Сам поэт имел полное основание сказать о себе: «Меня гармония учила / По-человечески страдать…».

Душевная отзывчивость на людские беды была порождена чувством одиночества и подавленности в мире торжествующей пошлости и закоснелости «беспутства». «И я с колосьями, как колос, / Прибит к сырой земле», – жаловался поэт в стихотворении «Любя колосьев мягкий шорох…». «Между мной и целою вселенной / Ночь, как море темное, кругом», – досадовал он в другом стихотворении («Ночная дума»). В стихотворении «Холодная любовь» Полонский с горечью заключает: «Любовь моя давно чужда мечте веселой». «Мне, охлажденному жизнью и светом, / Дай хоть тебя встретить теплым приветом!..» – обращается он к морской волне («На закате»).

Сюжетообразующими элементами, определяющими структуру лирического стихотворения, становятся такие ключевые образы-краски, как плывущие в туман громады полярных льдов, погасающий закат, осенняя темень, «глухой и безответный» мрак ночи, «на пути – бурьян», – образы, имеющие не только психологический, но и ярко выраженный общественный подтекст.

Стремясь спасти поэзию от «дидактизма», Полонский, с его постоянным скептицизмом по отношению к себе и жизни, решительно отстаивал право поэта петь красоту искусства, любви, природы. «Шестым чувством» поэта слышал он «Божью музыку», что из вечности «вдруг раздалась» и «полилась» в бесконечность, захватывая на своем пути «хаос» («Гипотеза»).

Он не только слушал эту музыку – он пытался ее выразить всеми доступными ему художественными средствами. Поэтическую глубину его вдохновенных творений определяет находящаяся на грани «сверхчувственного», «иррационального» сила изображения человеческих переживаний и настроений. Поэтическая «неясность» была заложена как бы в самой природе художественного мироощущения Полонского, который, по примеру своего ближайшего друга и покровителя И.С. Тургенева, выступал противником систем и всякого рода «последних слов», предпочитая однозначным оценкам и суждениям полутона.

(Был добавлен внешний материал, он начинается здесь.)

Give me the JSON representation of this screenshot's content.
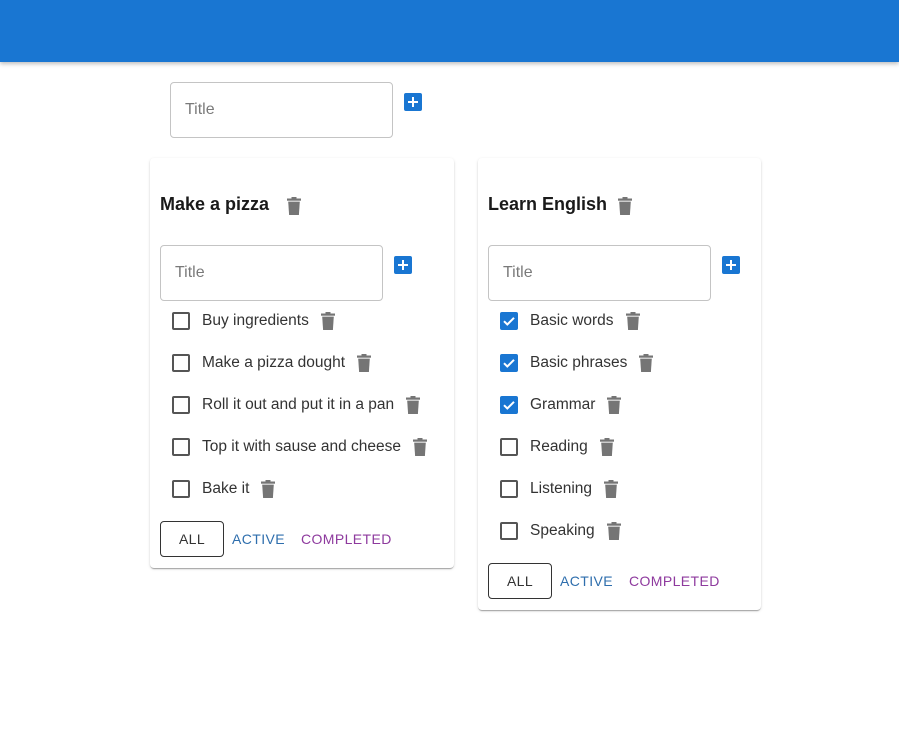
{
  "new_list": {
    "placeholder": "Title"
  },
  "lists": [
    {
      "title": "Make a pizza",
      "input_placeholder": "Title",
      "tasks": [
        {
          "label": "Buy ingredients",
          "done": false
        },
        {
          "label": "Make a pizza dought",
          "done": false
        },
        {
          "label": "Roll it out and put it in a pan",
          "done": false
        },
        {
          "label": "Top it with sause and cheese",
          "done": false
        },
        {
          "label": "Bake it",
          "done": false
        }
      ],
      "filters": {
        "all": "ALL",
        "active": "ACTIVE",
        "completed": "COMPLETED"
      }
    },
    {
      "title": "Learn English",
      "input_placeholder": "Title",
      "tasks": [
        {
          "label": "Basic words",
          "done": true
        },
        {
          "label": "Basic phrases",
          "done": true
        },
        {
          "label": "Grammar",
          "done": true
        },
        {
          "label": "Reading",
          "done": false
        },
        {
          "label": "Listening",
          "done": false
        },
        {
          "label": "Speaking",
          "done": false
        }
      ],
      "filters": {
        "all": "ALL",
        "active": "ACTIVE",
        "completed": "COMPLETED"
      }
    }
  ],
  "colors": {
    "primary": "#1976d2",
    "active_link": "#2e6ead",
    "completed_link": "#8e3a9e",
    "icon_gray": "#757575"
  },
  "icons": {
    "add": "plus-box-icon",
    "delete": "trash-icon",
    "checked": "checkbox-checked-icon",
    "unchecked": "checkbox-unchecked-icon"
  }
}
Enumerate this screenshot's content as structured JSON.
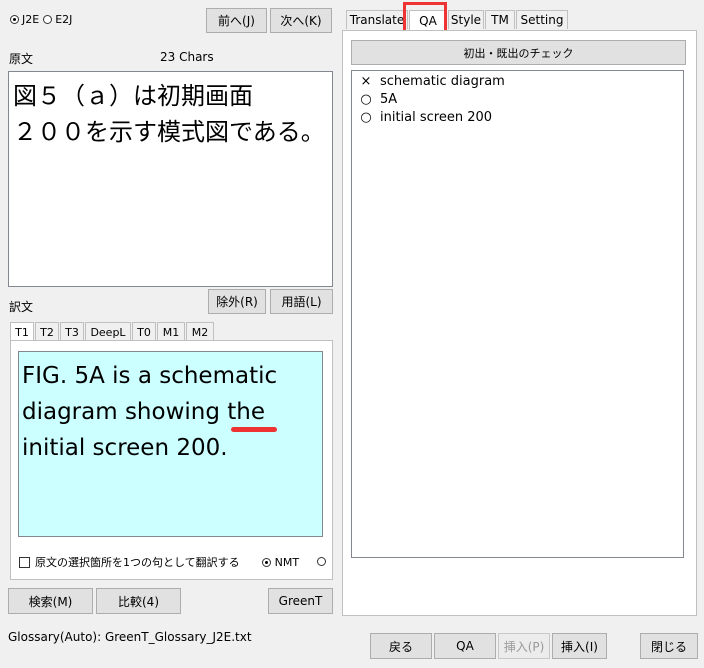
{
  "mode": {
    "options": [
      "J2E",
      "E2J"
    ],
    "selected": "J2E"
  },
  "nav": {
    "prev": "前へ(J)",
    "next": "次へ(K)"
  },
  "source": {
    "label": "原文",
    "char_count": "23 Chars",
    "lines": [
      "図５（ａ）は初期画面",
      "２００を示す模式図である。"
    ]
  },
  "target": {
    "label": "訳文",
    "exclude_button": "除外(R)",
    "terms_button": "用語(L)",
    "tabs": [
      "T1",
      "T2",
      "T3",
      "DeepL",
      "T0",
      "M1",
      "M2"
    ],
    "active_tab": "T1",
    "text_lines": [
      "FIG. 5A is a schematic",
      "diagram showing ",
      "initial screen 200."
    ],
    "flagged_word": "the"
  },
  "options": {
    "sentence_checkbox_label": "原文の選択箇所を1つの句として翻訳する",
    "nmt_label": "NMT"
  },
  "bottom_left": {
    "search": "検索(M)",
    "compare": "比較(4)",
    "greent": "GreenT"
  },
  "right_tabs": [
    "Translate",
    "QA",
    "Style",
    "TM",
    "Setting"
  ],
  "active_right_tab": "QA",
  "qa": {
    "check_button": "初出・既出のチェック",
    "items": [
      {
        "mark": "×",
        "text": "schematic diagram"
      },
      {
        "mark": "○",
        "text": "5A"
      },
      {
        "mark": "○",
        "text": "initial screen 200"
      }
    ]
  },
  "status": {
    "glossary": "Glossary(Auto): GreenT_Glossary_J2E.txt"
  },
  "footer": {
    "back": "戻る",
    "qa": "QA",
    "insert_p": "挿入(P)",
    "insert_i": "挿入(I)",
    "close": "閉じる"
  },
  "colors": {
    "highlight": "#ee3333",
    "target_bg": "#ccffff"
  }
}
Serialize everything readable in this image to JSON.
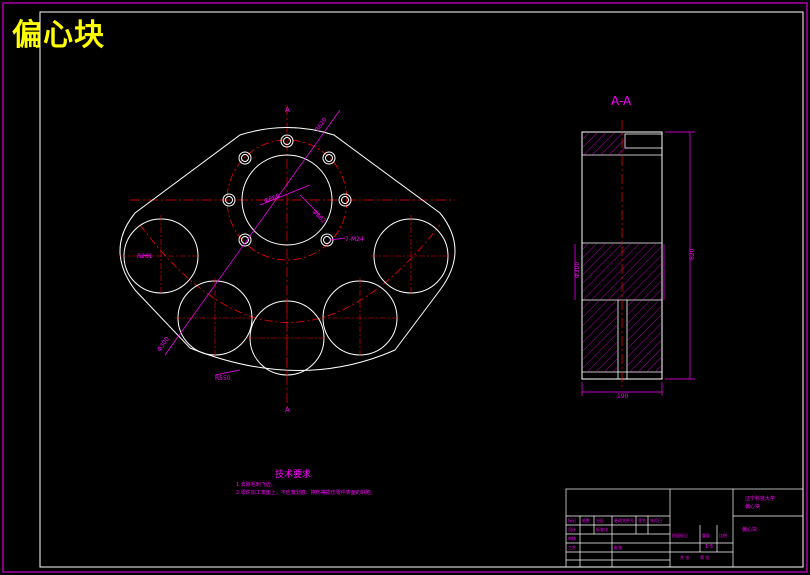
{
  "drawing": {
    "title": "偏心块",
    "section_label": "A-A",
    "tech_requirements": {
      "heading": "技术要求",
      "line1": "1.去除毛刺飞边。",
      "line2": "2.零件加工表面上，不应有划痕、擦伤等损伤零件表面的缺陷。"
    },
    "dims": {
      "top_hole": "7-M24",
      "left_circle": "R261",
      "center_circle": "Φ860",
      "bolt_circle": "Φ682",
      "big_radius": "R620",
      "bottom_radius": "R550",
      "section_height": "620",
      "section_width": "190",
      "section_left": "Φ300"
    },
    "title_block": {
      "school": "辽宁科技大学",
      "drawing_no": "偏心块",
      "part_name": "偏心块",
      "scale": "1:5",
      "labels": [
        "标记",
        "处数",
        "分区",
        "更改文件号",
        "签名",
        "年月日",
        "设计",
        "标准化",
        "阶段标记",
        "重量",
        "比例",
        "审核",
        "工艺",
        "批准",
        "共 张",
        "第 张"
      ]
    },
    "colors": {
      "border": "#ff00ff",
      "outline": "#ffffff",
      "centerline": "#ff0000",
      "dimension": "#ff00ff",
      "hatch": "#ff00ff",
      "title_text": "#ffff00"
    }
  }
}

Трудно, почти невозможно анализировать многие стихотворения Полонского. Зато легко проникнуться их настроениями, внутренней экспрессией. Тонкий стилист и лирик, Полонский достигает художественного эффекта смелым соединением традиционных романтических образов с конкретными бытовыми деталями. Он намеренно избегает ярких образов, насыщенных эпитетов. Стих, освобожденный от излишних украшательств, наделяется естественными разговорными интонациями. Он максимально приближен к прозаической речи, к ее самым строгим нормам, сохраняя, однако, все качества речи поэтической.

Лирические произведения позднего Полонского написаны рукой опытного мастера, не утратившего юношеской живости восприятия мира, социальной чуткости, горячей веры в идеал свободы и красоты. До конца дней оставался он рыцарем поэзии.